Database developers all know the ACID acronym. It says that database transactions should be:
- Atomic: Everything in a transaction succeeds or the entire transaction is rolled back.
- Consistent: A transaction cannot leave the database in an inconsistent state.
- Isolated: Transactions cannot interfere with each other.
- Durable: Completed transactions persist, even when servers restart etc.
These qualities seem indispensable, and yet they are incompatible with availability and performance in very large systems. For example, suppose you run an online book store and you proudly display how many of each book you have in your inventory. Every time someone is in the process of buying a book, you lock part of the database until they finish so that all visitors around the world will see accurate inventory numbers. That works well if you run The Shop Around the Corner but not if you run Amazon.com.
Amazon might instead use cached data.
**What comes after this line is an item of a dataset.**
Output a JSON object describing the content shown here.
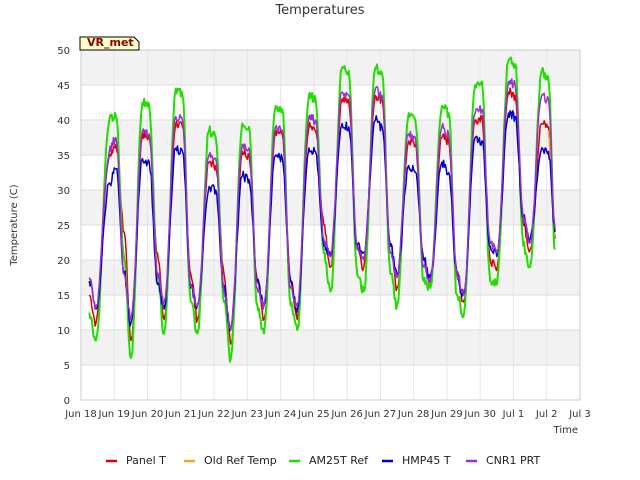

Users would not see not the inventory count at this second, but what it was say an hour ago when the last snapshot was taken. Also, Amazon might violate the “I” in ACID by tolerating a small probability that simultaneous transactions could interfere with each other. For example, two customers might both believe that they just purchased the last copy of a certain book. The company might risk having to apologize to one of the two customers (and maybe compensate them with a gift card) rather than slowing down their site and irritating myriad other customers.
There is a computer science theorem that quantifies the inevitable trade-offs. Eric Brewer’s CAP theorem says that if you want consistency, availability, and partition tolerance, you have to settle for two out of three. (For a distributed system, partition tolerance means the system will continue to work unless there is a total network failure. A few nodes can fail and the system keeps going.)
An alternative to ACID is BASE:
- Basic Availability
- Eventual consistency
Rather than requiring consistency after every transaction, it is enough for the database to eventually be in a consistent state. (Accounting systems do this all the time. It’s called “closing out the books.”) It’s OK to use stale data, and it’s OK to give approximate answers.
It’s harder to develop software in the fault-tolerant BASE world compared to the fastidious ACID world, but Brewer’s CAP theorem says you have no choice if you want to scale up. However, as Brewer points out in this presentation, there is a continuum between ACID and BASE. You can decide how close you want to be to one end of the continuum or the other according to your priorities.